Peerenboom is largely successful in realising these ambitious goals. The necessarily high levels of abstraction and generality inevitably open up spaces for criticisms of his interpretations on particular themes. To take a main example, Peerenboom cannot fully take into account controversies over interpretation of the East Asian Model, which he uses as a principal comparative frame for China. He clearly cannot cover comprehensively the huge literatures in rights, democracy, development, globalisation, and so on, and any critic can complain that her favoured literature is neglected. But he skilfully presents effective overviews of themes and contending interpretations of contested concepts, and shows how they are usefully mobilised in his study of China. Similarly, he adopts a sound approach in the application of comparative empirical data to China. He relies mainly on UN and World Bank tables, the utility of which might be criticised (such as the World Bank Governance Indicators). While he recognises issues on the use of such data, and that more detailed empirical study of particular cases is required, he makes a valid point that they can provide a “general sense” of comparison. Nevertheless, it would be useful to have some more discussion of national income figures, since he emphasises throughout that China's performance should be assessed primarily in terms of comparison with countries within its income group.

Peerenboom's account is so successful because he effectively conveys conceptual and normative complexity in assessments of China's record. He thereby provides an important corrective to predominant trends in, and will antagonise, much of the human rights and democracy industries. For example, he suggests: “China outperforms the average country in its income class on most major indicators of human rights and well‐being, with the notable exception of civil and political rights” (p. 20). Unfortunately, many critics of China cannot take such a statement seriously, or even accept that it makes sense, refusing to look beyond the civil and political as “human rights”. Peerenboom also rejects the unconditional desirability of “democracy”, as he takes seriously arguments concerning perils of instability and failures in development because of “premature” democratisation. And he considers prefixes such as “elitist” and “illiberal” which many “democracy” proponents would reject. The general tenor of Peerenboom's analysis is to challenge a range of liberal orthodoxies. Again he is able to focus controversies in the scholarly literature and to contribute substantially by concrete reference to the Chinese case.

Peerenboom also apparently intends to contribute to better‐informed public debate, suggesting that some controversial issues have been characterised by “grand statements, posturing polemics, and inflamed rhetoric” (p. viii). His argument that “double standards” have applied in criticisms of China largely refers to evidence from US media, political activists and US Government sources. But an effort to influence public debate will surely face severe difficulties. The notion of measured, comparative assessment challenges prevailing emphasis on condemnations of civil and political rights abuses which, while certainly egregious, are limited to a small portion of the Chinese population; according to which, for example, assessment of rights to education or health care for a billion people are insignificant in comparison to, say, suppression of a few dissident Christians.
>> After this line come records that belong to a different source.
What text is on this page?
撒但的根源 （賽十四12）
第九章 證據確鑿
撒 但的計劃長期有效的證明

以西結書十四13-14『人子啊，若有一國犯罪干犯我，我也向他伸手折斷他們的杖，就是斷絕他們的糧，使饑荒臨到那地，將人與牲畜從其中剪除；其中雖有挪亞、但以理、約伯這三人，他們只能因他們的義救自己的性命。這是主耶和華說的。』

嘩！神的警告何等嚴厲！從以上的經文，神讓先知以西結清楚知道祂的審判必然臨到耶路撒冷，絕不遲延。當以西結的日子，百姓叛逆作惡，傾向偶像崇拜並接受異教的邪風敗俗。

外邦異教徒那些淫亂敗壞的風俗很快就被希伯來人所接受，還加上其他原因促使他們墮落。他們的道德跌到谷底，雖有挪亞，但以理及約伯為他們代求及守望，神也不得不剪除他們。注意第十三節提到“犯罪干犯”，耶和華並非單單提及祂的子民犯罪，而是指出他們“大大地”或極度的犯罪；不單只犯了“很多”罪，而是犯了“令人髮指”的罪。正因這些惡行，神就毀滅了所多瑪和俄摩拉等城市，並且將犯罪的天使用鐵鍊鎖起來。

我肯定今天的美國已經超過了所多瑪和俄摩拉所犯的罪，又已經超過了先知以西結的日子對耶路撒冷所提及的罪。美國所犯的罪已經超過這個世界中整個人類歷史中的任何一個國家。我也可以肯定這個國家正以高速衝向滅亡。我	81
The smug, often hypocritical condemnation of Chinese performance in rule of law, governance, rights, democracy is unlikely to be moderated by Peerenboom's attention to context and circumstance. He makes clear China's many failings, including “still many people living in relative and absolute poverty; justified concerns about the rights of laborers, migrant workers, women, and minorities; serious shortcomings in criminal justice; major weaknesses in certain aspects of the legal system; widespread corruption; frequent abuse of state power, and a host of other good governance issues”. But that is unlikely to be enough to protect him from the “bogeyman of being accused of being an apologist for a repressive regime” (p. 23).

In fact, Peerenboom's work is very far from apology. It is often provocative and consistently useful in urging interpretations on the basis of careful treatment of evidence and opening up, rather than seeking to close off, the avenues for argument. It is an impressive work, the wide scope of which is supported by broad scholarship.